Rwanda : vingt-cinq ans après, retour sur les lieux du génocide
Avec « Le Monde Afrique », Klinfos.com restitue, à travers neuf sites emblématiques, la tragédie qui fit 800 000 morts en cent jours parmi les Tutsi et les Hutu modérés.
Vingt-cinq années se sont écoulées. C’est le temps d’une génération. Le 7 avril 1994, au lendemain de l’attentat qui a provoqué la mort du président Juvénal Habyarimana, a commencé au Rwanda le dernier génocide du XXe siècle. En cent jours, il a provoqué la mort de 800 000 Tutsi et Hutu modérés, selon l’ONU, dans des conditions qui, aujourd’hui encore, continuent d’interpeller.
Un quart de siècle est passé, mais les images associées au Rwanda de 1994 ne s’effacent pas. Personne n’a oublié ce qu’il a ressenti en découvrant à la télévision ces corps découpés à la machette le long des routes et ces centaines de crânes alignés sur des tables en bois. Si le sentiment de tristesse et d’horreur n’a pas disparu, une question revient en boucle, encore aujourd’hui : pourquoi une telle haine ? S’il est une certitude, c’est que l’humanité a montré son visage le plus sombre dans l’enfer du Rwanda. A Kigali, Kibuye ou Gitarama, des hommes ont massacré leur femme à coups de massue, des mères ont tué leur bébé en le jetant contre un mur. Il faudrait plus qu’une vie pour l’oublier.
Vingt-cinq ans après, la terre des vertes collines restitue toujours des cadavres au hasard d’un labour ou d’un violent orage. Mais comme pour tous les génocides, le Rwanda doit lutter contre des théories révisionnistes et négationnistes. Alimentées principalement depuis la France et la Belgique, elles se diffusent sur Internet et les réseaux sociaux. Pour y faire face, il y a les cours d’histoire à l’école et les commémorations. Chaque année à partir du 7 avril, le pays organise des cérémonies émouvantes où le terme « Kwibuka » (« souviens-toi », en kinyarwanda) revient comme un slogan. Sous l’égide d’Ibuka, l’organisation qui chapeaute toutes les associations de rescapés, les diasporas française, belge ou américaine se mobilisent.

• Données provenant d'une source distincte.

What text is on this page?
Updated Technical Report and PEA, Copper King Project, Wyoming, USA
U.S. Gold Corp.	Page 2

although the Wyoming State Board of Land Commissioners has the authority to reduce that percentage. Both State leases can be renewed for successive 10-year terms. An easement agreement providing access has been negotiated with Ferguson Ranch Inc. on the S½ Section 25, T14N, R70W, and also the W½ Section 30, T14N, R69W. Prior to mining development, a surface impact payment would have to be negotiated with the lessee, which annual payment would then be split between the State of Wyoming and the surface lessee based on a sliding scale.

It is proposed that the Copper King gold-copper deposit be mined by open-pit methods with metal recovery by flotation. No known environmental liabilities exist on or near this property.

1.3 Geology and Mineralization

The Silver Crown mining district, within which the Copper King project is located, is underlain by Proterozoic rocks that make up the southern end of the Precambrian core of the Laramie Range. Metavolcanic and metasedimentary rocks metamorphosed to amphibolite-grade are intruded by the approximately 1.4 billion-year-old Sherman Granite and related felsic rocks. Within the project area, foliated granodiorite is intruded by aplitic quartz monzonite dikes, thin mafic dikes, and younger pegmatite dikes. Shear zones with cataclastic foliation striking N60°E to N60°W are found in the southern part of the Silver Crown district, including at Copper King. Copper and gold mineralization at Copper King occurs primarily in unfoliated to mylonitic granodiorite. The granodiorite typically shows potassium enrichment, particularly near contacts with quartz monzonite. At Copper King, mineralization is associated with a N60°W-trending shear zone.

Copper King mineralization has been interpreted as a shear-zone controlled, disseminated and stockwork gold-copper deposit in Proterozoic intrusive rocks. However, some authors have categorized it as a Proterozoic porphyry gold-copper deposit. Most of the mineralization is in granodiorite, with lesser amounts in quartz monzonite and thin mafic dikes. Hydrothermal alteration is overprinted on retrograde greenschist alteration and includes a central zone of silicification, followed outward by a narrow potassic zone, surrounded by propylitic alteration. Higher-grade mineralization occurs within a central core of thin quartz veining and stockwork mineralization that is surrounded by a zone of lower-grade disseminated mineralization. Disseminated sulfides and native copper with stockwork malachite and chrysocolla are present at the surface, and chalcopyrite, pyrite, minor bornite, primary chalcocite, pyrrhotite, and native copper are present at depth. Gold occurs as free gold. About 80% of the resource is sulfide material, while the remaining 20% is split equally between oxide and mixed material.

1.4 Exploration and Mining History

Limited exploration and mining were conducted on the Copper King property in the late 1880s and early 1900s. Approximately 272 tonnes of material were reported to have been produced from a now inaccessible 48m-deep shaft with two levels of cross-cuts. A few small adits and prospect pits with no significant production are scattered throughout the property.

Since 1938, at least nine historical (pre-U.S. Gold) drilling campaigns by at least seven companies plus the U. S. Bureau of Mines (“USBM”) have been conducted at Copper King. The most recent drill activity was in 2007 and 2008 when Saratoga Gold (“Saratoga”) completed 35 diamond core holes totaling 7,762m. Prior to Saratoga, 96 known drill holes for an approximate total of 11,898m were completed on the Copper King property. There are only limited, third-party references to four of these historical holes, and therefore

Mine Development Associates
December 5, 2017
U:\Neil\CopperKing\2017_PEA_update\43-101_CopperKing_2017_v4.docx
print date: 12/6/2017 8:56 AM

« La réconciliation est un lent processus »
Lorsque la « saison des machettes », comme l’a écrit le journaliste Jean Hatzfeld, s’est achevée en juillet 1994, le Rwanda était en lambeaux. Il n’y avait plus d’administration, plus d’école, aucune structure de soin, et il fallait enjamber les corps sur les trottoirs. Le « pays des mille collines » n’a pas chômé pendant ce quart de siècle. A marche forcée, il s’est reconstruit, au point de se présenter maintenant comme l’une des meilleures réussites économiques du continent, même s’il reste dépendant de l’aide internationale. Il montre l’exemple en matière de lutte contre la corruption, de technologie, d’accès à l’éducation, de santé, et se veut leader pour la défense de l’environnement ou la parité hommes-femmes dans le gouvernement et la haute administration.
Le Rwanda a aussi retrouvé la paix. Misant sur un tourisme haut de gamme pour accélérer son développement, il est devenu l’un des pays les plus sûrs d’Afrique. Mais est-il pour autant réconcilié ? « La réconciliation est un lent processus, des efforts ont été faits mais nous ne sommes pas encore arrivés au bout », répond Jean Damascène Bizimana, secrétaire général de la Commission nationale de lutte contre le génocide. « Je ne dirais pas que le pays est pacifié mais qu’il est sécurisé, grâce notamment à un pouvoir fort », analyse Assumpta Mugiraneza, historienne et sociologue.
Les années passent, un homme reste. En août 2017, Paul Kagame, qui a libéré le pays en 1994 à la tête du Front patriotique rwandais (FPR), a été réélu avec 98 % des suffrages pour un troisième mandat. Il incarne ce pouvoir fort qui est pointé du doigt par plusieurs ONG telles qu’Amnesty International et Human Rights Watch.
Des espaces sanctuarisés ou réaménagés
Si les hommes ont une mémoire, les lieux aussi. Le Monde Afrique s’est intéressé aux sites qui ont marqué le génocide des Tutsi. En rencontrant les témoins d’hier et d’aujourd’hui, nous sommes retournés au camp Kigali, à l’église Saint-Jean de Kibuye, dans les locaux de la Radio des Mille Collines, dans la résidence du président Habyarimana… Même s’il reste des zones d’ombre, que sont devenus ces lieux où l’histoire s’est écrite il y a vingt-cinq ans ? Si certains espaces ont été sanctuarisés, d’autres ont disparu ou ont été réaménagés. Ensemble, ils racontent le génocide au Rwanda.